Josue Portillo, now 19, pleaded guilty in the April 2017 massacre after planning it for weeks because he was offended that a youth who was not an MS-13 member had flashed the gang’s symbol and acted as if he was, prosecutors said.
In a statement, Portillo attorney Joseph W. Ryan Jr. said the 2nd Circuit had wrongly decided that the sentence was appropriate, meaning Portillo will cost taxpayers over $2 million to keep him behind bars before he is freed and deported to El Salvador at age 71.
In a presentencing memorandum, prosecutors said Portillo arranged for two female friends of the gang to lure him to a Central Islip park where over a dozen MS-13 members waited to attack the teenager and four members of a rival gang he had brought with him.
The teenager who was originally targeted escaped over a fence, but the others were killed by MS-13 gang members wielding knives, machetes, an ax, and clubs made out of tree limbs, prosecutors wrote.

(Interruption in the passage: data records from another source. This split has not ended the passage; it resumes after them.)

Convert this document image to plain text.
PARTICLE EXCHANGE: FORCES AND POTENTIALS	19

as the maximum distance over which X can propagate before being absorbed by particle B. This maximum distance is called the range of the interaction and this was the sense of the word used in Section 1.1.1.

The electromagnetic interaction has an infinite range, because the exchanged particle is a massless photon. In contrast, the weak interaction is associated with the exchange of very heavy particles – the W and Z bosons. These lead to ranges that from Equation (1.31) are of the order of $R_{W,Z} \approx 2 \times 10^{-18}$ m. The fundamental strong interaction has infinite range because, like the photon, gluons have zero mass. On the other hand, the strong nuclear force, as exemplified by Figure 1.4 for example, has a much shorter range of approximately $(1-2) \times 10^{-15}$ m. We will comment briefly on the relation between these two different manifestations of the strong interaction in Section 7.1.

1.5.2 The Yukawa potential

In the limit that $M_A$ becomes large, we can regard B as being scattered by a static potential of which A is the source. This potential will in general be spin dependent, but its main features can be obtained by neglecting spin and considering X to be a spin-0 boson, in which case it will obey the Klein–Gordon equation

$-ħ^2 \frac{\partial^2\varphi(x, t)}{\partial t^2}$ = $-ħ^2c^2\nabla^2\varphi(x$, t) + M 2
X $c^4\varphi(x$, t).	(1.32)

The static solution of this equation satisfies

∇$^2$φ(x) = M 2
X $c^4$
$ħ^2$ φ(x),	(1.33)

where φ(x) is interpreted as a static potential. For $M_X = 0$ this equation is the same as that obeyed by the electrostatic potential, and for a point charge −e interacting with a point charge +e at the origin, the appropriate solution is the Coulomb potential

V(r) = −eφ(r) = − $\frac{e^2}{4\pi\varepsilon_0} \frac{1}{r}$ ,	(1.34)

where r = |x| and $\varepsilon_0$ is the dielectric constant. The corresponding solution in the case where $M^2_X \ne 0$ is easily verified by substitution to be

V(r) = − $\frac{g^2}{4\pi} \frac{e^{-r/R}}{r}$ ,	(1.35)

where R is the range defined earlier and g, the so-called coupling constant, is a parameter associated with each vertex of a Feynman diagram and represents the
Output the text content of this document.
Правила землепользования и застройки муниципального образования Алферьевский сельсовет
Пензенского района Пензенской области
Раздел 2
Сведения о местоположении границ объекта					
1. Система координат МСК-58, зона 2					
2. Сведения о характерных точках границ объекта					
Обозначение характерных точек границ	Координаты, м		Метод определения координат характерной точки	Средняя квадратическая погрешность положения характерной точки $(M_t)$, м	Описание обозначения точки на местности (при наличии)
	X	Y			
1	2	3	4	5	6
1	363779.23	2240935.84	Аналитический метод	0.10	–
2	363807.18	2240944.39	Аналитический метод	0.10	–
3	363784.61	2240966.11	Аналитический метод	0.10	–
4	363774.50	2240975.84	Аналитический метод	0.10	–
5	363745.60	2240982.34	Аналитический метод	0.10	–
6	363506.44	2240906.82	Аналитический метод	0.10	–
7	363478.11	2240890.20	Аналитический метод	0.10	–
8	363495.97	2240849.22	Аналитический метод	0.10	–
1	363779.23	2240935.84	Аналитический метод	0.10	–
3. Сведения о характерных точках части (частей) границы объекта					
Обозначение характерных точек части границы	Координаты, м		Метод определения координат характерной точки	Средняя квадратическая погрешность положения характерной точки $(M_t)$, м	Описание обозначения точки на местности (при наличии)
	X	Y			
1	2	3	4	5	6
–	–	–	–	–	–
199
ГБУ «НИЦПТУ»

The appeals court acknowledged that the crime was especially heinous and that Portillo actively participated in the killings and planned the crime in retaliation for a petty grievance.
Long Island has been hit especially hard by the presence of MS-13, with dozens of murders since January 2016 attributed to the group also known as La Mara Salvatrucha, which recruits youths from El Salvador and Honduras.
The violence, including the 2016 slayings of two teenage girls in Brentwood, led to congressional hearings and a visit to Long Island from President Donald Trump, who appeared to reference the Portillo case directly, saying MS-13 members “have transformed peaceful parks in beautiful neighborhoods into bloodstained killing fields.”
For Portillo, prosecutors had argued for a 60-year sentence, citing the brutality and extensive planning of the execution-style killings.
“The defendant’s conduct was not just extremely serious, it was evil,” they wrote.
They also gave a bleak assessment of Portillo’s potential reform, saying he had already been involved in two violent jailhouse assaults, faced high school disciplinary issues, and had committed the massacre while undergoing counseling to avoid gang involvement, violence, and criminal detention.
In a defense submission, lawyers described their client’s largely unsupervised childhood and wrote that Portillo told a doctor that he joined the gang to gain respect and more access to friends, women, and marijuana.
They urged a judge to reject a Probation Department recommendation of life in prison, saying they could find no case in which a 17-year-old had been sentenced to life for killing at age 15.